En effet, il n’est pas garanti qu’un locataire aura la volonté nécessaire pour épargner de façon stratégique les sommes qu’il n’aura pas consacrées à l’achat.
De plus, Nicolas Fréchette ajoute que les institutions financières offrent un meilleur taux d’emprunt sur leurs achats subséquents de biens à ceux qui présentent un historique de prêt qu’aux autres dont la feuille de route est blanche.
Il mentionne que si le marché immobilier a un impact sur le comportement des acheteurs, c’est celui de remettre leur achat à plus tard. Les critères pour approbation d’emprunt plus sévères depuis la crise financière de 2008 ont aussi cet effet, selon lui.
« Ce n’est pas parce que les gens veulent nécessairement louer, mais ils ont beaucoup moins accès à la propriété que par le passé. C’est toujours possible sauf qu’il faut le prévoir longtemps d’avance », avance-t-il.
Nicolas Fréchette rapporte que les emprunteurs se tournent vers des produits « qui leur offrent plus de flexibilité dans leur projet », telle que la marge de crédit hypothécaire.

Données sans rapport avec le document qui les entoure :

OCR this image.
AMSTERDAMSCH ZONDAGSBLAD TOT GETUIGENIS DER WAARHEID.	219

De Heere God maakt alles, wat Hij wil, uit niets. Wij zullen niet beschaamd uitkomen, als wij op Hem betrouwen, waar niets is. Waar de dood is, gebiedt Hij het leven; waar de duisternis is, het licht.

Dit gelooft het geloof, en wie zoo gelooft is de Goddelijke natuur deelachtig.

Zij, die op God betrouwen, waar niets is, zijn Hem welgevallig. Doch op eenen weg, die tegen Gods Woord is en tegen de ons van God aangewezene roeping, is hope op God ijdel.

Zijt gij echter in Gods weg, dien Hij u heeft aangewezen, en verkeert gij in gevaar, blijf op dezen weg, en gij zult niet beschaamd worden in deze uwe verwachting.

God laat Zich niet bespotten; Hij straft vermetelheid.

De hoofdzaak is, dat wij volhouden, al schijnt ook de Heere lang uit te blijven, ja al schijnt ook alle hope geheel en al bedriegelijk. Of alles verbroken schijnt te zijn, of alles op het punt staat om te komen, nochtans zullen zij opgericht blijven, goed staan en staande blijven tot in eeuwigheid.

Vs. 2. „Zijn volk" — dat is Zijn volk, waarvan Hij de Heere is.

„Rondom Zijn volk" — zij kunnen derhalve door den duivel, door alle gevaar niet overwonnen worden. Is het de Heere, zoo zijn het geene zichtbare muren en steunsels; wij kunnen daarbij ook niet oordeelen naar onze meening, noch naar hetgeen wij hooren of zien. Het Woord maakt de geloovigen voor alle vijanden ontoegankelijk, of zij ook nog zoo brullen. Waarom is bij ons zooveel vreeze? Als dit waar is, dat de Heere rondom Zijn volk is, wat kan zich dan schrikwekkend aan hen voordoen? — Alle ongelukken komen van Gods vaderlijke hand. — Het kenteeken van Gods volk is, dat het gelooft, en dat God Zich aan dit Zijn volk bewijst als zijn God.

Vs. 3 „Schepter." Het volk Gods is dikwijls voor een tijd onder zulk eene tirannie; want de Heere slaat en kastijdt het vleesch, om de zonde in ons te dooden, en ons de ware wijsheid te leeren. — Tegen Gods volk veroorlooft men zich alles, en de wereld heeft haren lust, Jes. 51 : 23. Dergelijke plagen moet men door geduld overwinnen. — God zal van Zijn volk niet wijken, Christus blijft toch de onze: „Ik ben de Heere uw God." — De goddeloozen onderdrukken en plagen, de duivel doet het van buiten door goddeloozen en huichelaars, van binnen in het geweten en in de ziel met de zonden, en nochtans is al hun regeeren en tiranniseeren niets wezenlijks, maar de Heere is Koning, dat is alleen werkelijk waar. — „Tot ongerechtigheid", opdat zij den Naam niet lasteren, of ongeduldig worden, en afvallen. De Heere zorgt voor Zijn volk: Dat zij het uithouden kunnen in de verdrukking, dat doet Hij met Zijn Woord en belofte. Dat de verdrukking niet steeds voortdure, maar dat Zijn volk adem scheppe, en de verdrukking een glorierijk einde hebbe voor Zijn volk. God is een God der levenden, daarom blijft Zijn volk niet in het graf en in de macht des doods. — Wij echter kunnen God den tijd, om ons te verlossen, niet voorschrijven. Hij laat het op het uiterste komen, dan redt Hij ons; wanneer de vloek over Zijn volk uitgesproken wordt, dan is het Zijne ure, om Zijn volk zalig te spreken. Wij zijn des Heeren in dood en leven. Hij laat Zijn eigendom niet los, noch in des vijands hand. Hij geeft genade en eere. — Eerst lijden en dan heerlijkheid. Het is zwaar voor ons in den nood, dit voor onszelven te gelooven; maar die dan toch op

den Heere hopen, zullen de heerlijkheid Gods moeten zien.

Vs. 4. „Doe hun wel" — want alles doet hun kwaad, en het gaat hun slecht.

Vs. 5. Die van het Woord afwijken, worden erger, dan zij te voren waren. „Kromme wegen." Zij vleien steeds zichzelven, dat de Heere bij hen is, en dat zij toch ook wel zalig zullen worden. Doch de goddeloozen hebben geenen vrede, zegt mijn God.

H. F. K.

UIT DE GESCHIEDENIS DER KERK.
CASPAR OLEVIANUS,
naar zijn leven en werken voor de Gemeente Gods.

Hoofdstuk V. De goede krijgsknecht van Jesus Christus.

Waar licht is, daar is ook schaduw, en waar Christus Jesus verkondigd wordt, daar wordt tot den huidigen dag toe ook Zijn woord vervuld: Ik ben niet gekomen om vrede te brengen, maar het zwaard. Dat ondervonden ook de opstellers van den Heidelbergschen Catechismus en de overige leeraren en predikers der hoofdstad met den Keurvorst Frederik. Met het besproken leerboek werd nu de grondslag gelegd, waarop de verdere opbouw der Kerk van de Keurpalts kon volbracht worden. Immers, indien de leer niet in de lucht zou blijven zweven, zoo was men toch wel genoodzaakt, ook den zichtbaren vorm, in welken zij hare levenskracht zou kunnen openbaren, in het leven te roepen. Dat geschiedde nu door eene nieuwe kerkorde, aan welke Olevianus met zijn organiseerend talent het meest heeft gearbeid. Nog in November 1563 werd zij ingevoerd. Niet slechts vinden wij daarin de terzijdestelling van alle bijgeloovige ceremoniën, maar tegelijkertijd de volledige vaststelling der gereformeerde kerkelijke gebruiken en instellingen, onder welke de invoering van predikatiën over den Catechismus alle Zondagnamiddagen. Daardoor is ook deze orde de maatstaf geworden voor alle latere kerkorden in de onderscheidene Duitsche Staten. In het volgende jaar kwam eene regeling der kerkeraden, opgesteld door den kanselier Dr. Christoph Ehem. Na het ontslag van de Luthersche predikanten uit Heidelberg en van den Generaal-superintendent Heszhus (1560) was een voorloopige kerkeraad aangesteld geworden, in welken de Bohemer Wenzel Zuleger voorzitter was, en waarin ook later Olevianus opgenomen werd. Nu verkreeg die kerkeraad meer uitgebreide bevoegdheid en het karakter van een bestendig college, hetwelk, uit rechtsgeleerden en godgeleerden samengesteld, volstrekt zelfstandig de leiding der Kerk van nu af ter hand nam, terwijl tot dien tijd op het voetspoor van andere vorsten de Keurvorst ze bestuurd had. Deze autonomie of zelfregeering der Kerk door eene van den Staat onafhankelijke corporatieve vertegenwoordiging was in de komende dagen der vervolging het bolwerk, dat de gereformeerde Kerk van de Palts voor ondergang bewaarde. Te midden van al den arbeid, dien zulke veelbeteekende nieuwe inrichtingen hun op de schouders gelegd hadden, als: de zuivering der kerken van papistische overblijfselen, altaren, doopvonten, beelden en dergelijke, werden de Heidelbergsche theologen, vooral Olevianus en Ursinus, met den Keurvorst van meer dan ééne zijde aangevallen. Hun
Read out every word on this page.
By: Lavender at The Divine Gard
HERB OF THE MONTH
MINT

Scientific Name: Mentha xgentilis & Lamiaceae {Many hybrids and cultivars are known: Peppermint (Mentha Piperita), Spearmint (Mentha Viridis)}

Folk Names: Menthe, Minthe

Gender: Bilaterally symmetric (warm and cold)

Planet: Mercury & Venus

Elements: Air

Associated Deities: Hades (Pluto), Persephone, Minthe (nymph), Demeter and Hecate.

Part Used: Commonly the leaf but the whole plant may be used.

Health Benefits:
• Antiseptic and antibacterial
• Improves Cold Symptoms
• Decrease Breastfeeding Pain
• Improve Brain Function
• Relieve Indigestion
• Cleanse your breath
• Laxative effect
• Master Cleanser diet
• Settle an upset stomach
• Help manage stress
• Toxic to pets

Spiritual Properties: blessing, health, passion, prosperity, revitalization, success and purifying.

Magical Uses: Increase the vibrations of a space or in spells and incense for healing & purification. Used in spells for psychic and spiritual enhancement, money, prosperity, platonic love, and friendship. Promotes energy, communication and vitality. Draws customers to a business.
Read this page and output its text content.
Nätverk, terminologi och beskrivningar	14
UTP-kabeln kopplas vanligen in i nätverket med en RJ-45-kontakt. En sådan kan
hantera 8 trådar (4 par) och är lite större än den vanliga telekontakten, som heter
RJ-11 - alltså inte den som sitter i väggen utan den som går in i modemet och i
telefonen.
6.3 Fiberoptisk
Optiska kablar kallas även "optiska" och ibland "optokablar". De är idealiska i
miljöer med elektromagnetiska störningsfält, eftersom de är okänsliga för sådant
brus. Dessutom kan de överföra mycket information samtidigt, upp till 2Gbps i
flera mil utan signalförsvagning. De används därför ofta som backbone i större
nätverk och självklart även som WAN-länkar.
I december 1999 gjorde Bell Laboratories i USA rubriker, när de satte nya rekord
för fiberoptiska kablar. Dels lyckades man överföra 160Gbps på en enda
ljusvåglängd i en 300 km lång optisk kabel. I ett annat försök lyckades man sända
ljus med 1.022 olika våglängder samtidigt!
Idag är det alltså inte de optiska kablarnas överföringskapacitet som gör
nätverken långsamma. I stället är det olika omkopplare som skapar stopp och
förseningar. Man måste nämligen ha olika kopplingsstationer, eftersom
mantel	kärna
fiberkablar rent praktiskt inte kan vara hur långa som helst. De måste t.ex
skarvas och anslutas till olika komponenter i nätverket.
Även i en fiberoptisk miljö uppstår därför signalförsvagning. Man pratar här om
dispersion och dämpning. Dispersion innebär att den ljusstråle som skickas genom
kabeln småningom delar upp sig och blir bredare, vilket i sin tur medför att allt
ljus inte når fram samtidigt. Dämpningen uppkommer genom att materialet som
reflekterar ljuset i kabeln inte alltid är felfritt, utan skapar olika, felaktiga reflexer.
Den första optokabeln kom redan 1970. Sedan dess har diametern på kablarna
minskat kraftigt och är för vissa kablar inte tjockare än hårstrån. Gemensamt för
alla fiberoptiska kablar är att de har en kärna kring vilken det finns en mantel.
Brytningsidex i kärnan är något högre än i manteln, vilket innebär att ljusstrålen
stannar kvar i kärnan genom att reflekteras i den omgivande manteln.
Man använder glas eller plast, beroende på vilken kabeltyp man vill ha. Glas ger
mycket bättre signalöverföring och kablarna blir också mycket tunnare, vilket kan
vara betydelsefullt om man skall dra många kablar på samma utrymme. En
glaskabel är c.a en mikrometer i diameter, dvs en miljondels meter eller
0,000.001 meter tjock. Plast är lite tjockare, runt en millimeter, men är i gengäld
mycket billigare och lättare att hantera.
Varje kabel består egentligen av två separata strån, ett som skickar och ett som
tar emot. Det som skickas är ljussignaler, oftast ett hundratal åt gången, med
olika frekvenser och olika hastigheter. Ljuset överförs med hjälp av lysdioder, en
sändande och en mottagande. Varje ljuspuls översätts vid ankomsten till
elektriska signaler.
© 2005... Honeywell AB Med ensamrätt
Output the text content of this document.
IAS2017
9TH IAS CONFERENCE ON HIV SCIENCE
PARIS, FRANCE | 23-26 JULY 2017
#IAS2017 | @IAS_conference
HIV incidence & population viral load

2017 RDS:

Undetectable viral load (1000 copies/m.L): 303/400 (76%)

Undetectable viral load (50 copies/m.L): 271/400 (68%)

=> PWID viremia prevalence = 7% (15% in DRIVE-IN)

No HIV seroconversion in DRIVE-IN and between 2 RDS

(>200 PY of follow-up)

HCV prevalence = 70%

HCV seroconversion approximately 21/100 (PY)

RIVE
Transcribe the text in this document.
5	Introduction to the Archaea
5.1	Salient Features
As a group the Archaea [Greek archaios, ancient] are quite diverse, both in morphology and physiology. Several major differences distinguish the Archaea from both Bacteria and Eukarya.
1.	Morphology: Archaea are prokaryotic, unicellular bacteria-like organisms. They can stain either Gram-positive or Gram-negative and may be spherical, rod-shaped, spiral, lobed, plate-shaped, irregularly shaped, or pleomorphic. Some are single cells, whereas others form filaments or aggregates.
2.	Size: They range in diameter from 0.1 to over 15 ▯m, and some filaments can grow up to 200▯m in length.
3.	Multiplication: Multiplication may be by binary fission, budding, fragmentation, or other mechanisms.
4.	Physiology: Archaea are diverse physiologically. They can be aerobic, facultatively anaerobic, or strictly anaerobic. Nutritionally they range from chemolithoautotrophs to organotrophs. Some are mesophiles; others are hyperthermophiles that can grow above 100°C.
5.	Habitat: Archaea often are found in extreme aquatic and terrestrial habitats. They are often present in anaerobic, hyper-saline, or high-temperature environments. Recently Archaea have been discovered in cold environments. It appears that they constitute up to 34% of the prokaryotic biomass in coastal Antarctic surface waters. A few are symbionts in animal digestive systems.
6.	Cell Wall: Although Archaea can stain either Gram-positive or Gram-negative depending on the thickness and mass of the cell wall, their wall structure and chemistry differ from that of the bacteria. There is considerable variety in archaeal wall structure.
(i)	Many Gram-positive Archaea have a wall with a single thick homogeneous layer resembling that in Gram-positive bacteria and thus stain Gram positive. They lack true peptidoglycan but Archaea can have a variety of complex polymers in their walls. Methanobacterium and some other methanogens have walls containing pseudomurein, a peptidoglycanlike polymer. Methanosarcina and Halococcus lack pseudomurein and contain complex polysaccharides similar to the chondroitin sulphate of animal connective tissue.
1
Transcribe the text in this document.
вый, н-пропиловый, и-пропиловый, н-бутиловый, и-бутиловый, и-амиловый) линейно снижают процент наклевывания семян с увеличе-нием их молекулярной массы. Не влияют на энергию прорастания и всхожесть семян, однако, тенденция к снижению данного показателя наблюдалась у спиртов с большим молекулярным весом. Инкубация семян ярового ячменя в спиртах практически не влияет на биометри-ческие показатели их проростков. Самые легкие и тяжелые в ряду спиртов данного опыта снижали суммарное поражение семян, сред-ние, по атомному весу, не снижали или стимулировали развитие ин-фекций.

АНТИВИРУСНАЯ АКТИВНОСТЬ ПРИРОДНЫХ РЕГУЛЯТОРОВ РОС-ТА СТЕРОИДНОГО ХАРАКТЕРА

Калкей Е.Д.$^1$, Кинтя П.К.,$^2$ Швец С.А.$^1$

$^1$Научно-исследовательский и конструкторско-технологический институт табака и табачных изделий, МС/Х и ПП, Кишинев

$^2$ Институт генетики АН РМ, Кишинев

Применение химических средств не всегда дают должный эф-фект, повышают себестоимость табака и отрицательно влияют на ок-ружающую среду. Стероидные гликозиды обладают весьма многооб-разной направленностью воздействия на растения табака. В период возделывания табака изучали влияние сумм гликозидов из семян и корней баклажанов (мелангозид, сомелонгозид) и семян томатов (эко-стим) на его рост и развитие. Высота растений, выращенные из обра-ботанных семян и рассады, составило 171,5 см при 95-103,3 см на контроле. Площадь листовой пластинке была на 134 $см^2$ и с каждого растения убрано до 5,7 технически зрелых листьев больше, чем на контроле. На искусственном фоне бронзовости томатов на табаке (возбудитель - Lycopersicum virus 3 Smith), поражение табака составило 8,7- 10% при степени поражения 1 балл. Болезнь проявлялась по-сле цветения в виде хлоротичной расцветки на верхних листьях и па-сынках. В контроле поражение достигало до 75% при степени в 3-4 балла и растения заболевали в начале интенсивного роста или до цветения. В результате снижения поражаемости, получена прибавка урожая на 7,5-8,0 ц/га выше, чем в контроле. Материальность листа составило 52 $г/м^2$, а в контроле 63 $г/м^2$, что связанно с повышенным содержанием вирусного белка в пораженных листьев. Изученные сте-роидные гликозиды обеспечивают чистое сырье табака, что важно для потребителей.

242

Dans l’optique où l’achat demeure un désir inébranlable de votre client, assurez-vous qu’il se construise un budget exhaustif et réalisable. Les frais supplémentaires à lui rappeler de prendre en compte sont les taxes, les assurances, les frais de condos, l’électricité plus chère, les rénovations, l’entretien et l’intérêt sur l’emprunt.